Cruise lines have had a tough few years as news headlines focus on virus outbreaks, breakdowns and disasters, rather than the joys of taking a long relaxing cruise. As some cruise lines renovate their aging fleets and others introduce ships that have grown to the size of floating cities, the chance of unexpected incidents during your cruise vacation is on the rise.
Last week in response to the recent downturn in cruise bookings following the stranding of passengers on board Carnival’s Triumph, the Cruise Line International Association (CLIA) and their 26 member cruise lines, have adopted a new Passenger Bill of Rights. These passenger rights establish a code of conduct and safety requirements for all member cruise lines who sell cruise vacations in North America. Cruise passengers can now expect the following rights on their next cruise vacation:
- The right to disembark a docked ship if essential provisions such as food, water, restroom facilities and access to medical care cannot adequately be provided onboard, subject only to the Master’s concern for passenger safety and security and customs and immigration requirements of the port.
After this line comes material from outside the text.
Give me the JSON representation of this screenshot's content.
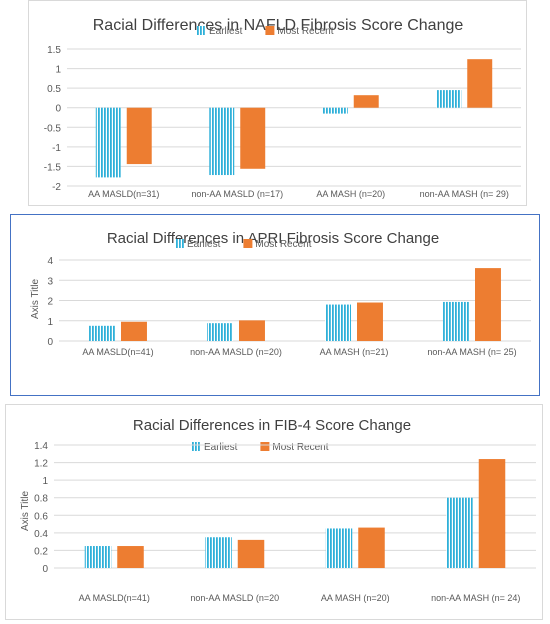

- The right to a full refund for a trip that is canceled due to mechanical failures, or a partial refund for voyages that are terminated early due to those failures.
- The right to have available on board ships operating beyond rivers or coastal waters full-time, professional emergency medical attention, as needed until shore side medical care becomes available.
- The right to timely information updates as to any adjustments in the itinerary of the ship in the event of a mechanical failure or emergency, as well as timely updates of the status of efforts to address mechanical failures.
- The right to a ship crew that is properly trained in emergency and evacuation procedures.
- The right to an emergency power source in the case of a main generator failure.
- The right to transportation to the ship’s scheduled port of disembarkation or the passenger’s home city in the event a cruise is terminated early due to mechanical failures.
- The right to lodging if disembarkation and an overnight stay in an unscheduled port are required when a cruise is terminated early due to mechanical failures.
- The right to have included on each cruise line’s website a toll-free phone line that can be used for questions or information concerning any aspect of shipboard operations.
- The right to have this Cruise Line Passenger Bill of Rights published on each line’s website.
Carnival Cruise Lines recently announced a $300 million fleetwide upgrade of their emergency power capabilities and power redundancies, so hopefully the days of loss of power, overflowing toilets and spoiling food are over. But if unforeseen delays and inconveniences befall your next cruise, there are now industry standards for reimbursing passengers for their interrupted cruise vacation.